Last month, we explored how data gets compromised in confirmed data loss incidents. Earlier this month, we discussed what data is most at risk of being lost, and why it has value.
Because of the value of this data, Massachusetts passed 201 CMR 17 in 2009 which defined the standards for the protection of personal information of residents of the Commonwealth. In these regulations, personal information is defined as a Massachusetts resident’s first name and last name or first initial and last name in combination with any one or more of additional data elements, including a Social Security Number, Driver’s license number, or financial account number. All businesses have to follow the acceptable minimum standards to be met in connection with the safeguarding of personal information contained in both paper and electronic records.
When it is known that a data breach has occurred, it is a requirement to notify the Massachusetts Office of Consumer Affairs and Business Regulation. As a result, there is nearly a decade of data regarding data that’s been lost, and the Commonwealth records and reports upon known breaches, of which there were 1,835 in 2018, affecting 442,941 MA residents!
Curious as to who reported incidents?

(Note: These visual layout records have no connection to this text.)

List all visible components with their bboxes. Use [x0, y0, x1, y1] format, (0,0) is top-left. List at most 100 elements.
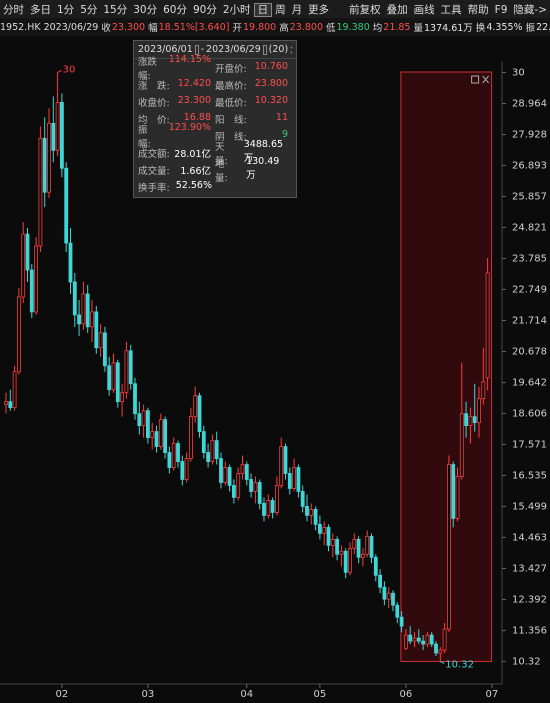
period-tab[interactable]: 2小时: [222, 3, 251, 16]
field-label: 阳 线:: [215, 114, 247, 126]
y-tick-label: 25.857: [512, 191, 547, 202]
field-value: 23.300: [177, 94, 211, 106]
quote-value: 23.800: [289, 21, 323, 33]
x-tick-label: 06: [400, 689, 413, 700]
period-tab[interactable]: 月: [291, 3, 303, 16]
period-tab[interactable]: 5分: [80, 3, 98, 16]
candle-body: [472, 416, 477, 424]
field-value: 23.800: [254, 77, 288, 89]
y-tick-label: 13.427: [512, 563, 547, 574]
candle-body: [201, 431, 206, 453]
candle-body: [283, 446, 288, 474]
candle-body: [391, 592, 395, 606]
tooltip-row: 收盘价: 23.300 最低价: 10.320: [134, 93, 296, 110]
candle-body: [322, 526, 327, 534]
tool-button[interactable]: 叠加: [386, 3, 408, 16]
date-icon[interactable]: [194, 44, 199, 55]
quote-label: 量: [413, 23, 423, 34]
period-tab[interactable]: 90分: [193, 3, 217, 16]
period-tab[interactable]: 15分: [103, 3, 128, 16]
x-tick-label: 07: [486, 689, 499, 700]
tool-button[interactable]: 帮助: [467, 3, 489, 16]
quote-value: 19.800: [242, 21, 277, 33]
field-label: 涨跌幅:: [138, 56, 158, 82]
y-tick-label: 21.714: [512, 315, 547, 326]
candle-body: [249, 479, 254, 492]
candle-body: [274, 485, 279, 513]
y-tick-label: 27.928: [512, 129, 547, 140]
y-tick-label: 12.392: [512, 594, 547, 605]
tool-button[interactable]: 工具: [440, 3, 462, 16]
candle-body: [421, 640, 426, 645]
field-label: 收盘价:: [138, 97, 170, 109]
candle-body: [21, 233, 26, 298]
candle-body: [103, 332, 107, 367]
quote-label: 收: [101, 23, 111, 34]
candle-body: [25, 233, 30, 271]
candle-body: [85, 293, 90, 328]
field-label: 均 价:: [138, 114, 170, 126]
candle-body: [68, 242, 73, 283]
tooltip-cell: 均 价: 16.88: [138, 112, 215, 126]
field-value: 11: [275, 111, 288, 123]
candle-body: [176, 443, 180, 462]
candle-body: [171, 443, 176, 468]
candle-body: [253, 482, 258, 492]
tooltip-row: 换手率: 52.56%: [134, 178, 296, 195]
box-icon: [471, 75, 480, 84]
candle-body: [47, 122, 51, 193]
candle-body: [373, 556, 378, 576]
quote-label: 低: [326, 23, 336, 34]
candle-body: [120, 392, 124, 403]
period-tab[interactable]: 更多: [308, 3, 330, 16]
candle-body: [150, 431, 155, 438]
candle-body: [141, 410, 146, 427]
candle-body: [72, 281, 77, 316]
close-icon[interactable]: [290, 46, 293, 54]
field-value: 10.760: [254, 60, 288, 72]
tool-button[interactable]: 隐藏->: [513, 3, 547, 16]
candle-body: [309, 509, 314, 516]
period-tab[interactable]: 30分: [133, 3, 158, 16]
start-date: 2023/06/01: [138, 44, 193, 55]
box-close: [482, 75, 489, 84]
y-tick-label: 23.785: [512, 253, 547, 264]
y-tick-label: 15.499: [512, 501, 547, 512]
candle-body: [442, 628, 447, 651]
toolbar: 分时 多日 1分 5分 15分 30分 60分 90分 2小时日周月更多 前复权 叠加 画线 工具 帮助 F…: [0, 0, 550, 18]
symbol: 1952.HK: [0, 21, 41, 33]
candle-body: [180, 461, 185, 480]
tool-button[interactable]: 画线: [413, 3, 435, 16]
tooltip-row: 均 价: 16.88 阳 线: 11: [134, 110, 296, 127]
field-label: 最低价:: [215, 97, 247, 109]
period-tab[interactable]: 多日: [30, 3, 51, 16]
tool-button[interactable]: F9: [494, 3, 508, 16]
candle-body: [231, 485, 236, 498]
candle-body: [292, 467, 297, 489]
candle-body: [270, 500, 275, 513]
candle-body: [197, 395, 202, 433]
candle-body: [335, 538, 340, 555]
candle-body: [382, 586, 387, 600]
tool-button[interactable]: 前复权: [349, 3, 381, 16]
date-icon[interactable]: [262, 44, 267, 55]
tooltip-row: 振 幅: 123.90% 阴 线: 9: [134, 122, 296, 150]
end-date: 2023/06/29: [206, 44, 261, 55]
period-tab[interactable]: 60分: [163, 3, 187, 16]
period-tab[interactable]: 周: [275, 3, 286, 16]
quote-value: 4.355%: [486, 21, 523, 33]
candle-body: [262, 503, 266, 516]
candle-body: [133, 383, 137, 415]
y-tick-label: 26.893: [512, 160, 547, 171]
y-tick-label: 19.642: [512, 377, 547, 388]
candle-body: [330, 538, 335, 546]
candle-body: [412, 637, 417, 642]
quote-value: 23.300: [111, 21, 146, 33]
field-value: 114.15%: [168, 53, 211, 65]
period-tab[interactable]: 日: [253, 2, 273, 17]
candle-body: [287, 473, 292, 489]
period-tab[interactable]: 分时: [3, 3, 24, 16]
field-value: 130.49万: [246, 155, 280, 181]
period-tab[interactable]: 1分: [57, 3, 75, 16]
candle-body: [90, 311, 94, 328]
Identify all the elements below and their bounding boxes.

View the 2018 report.
Currently, 48 States have some from of data privacy regulations in place, with some variance as to the depth of technical controls, administrative controls, and incident reporting required.
In our “Cybersecurity Express” Security Awareness Training, we discuss how perhaps the greatest risk is the Reputational Risk associated with having experienced a data loss incident. There are some very familiar names on the 2018 MA report, and no one wants their business to be the next listed.
Be sure you business is leveraging the appropriate physical, technical, and administrative controls to keep data secure, and train your employees to use a Healthy Dose of Skepticism to avoid phishing tactics so that you can Keep Calm and Compute On!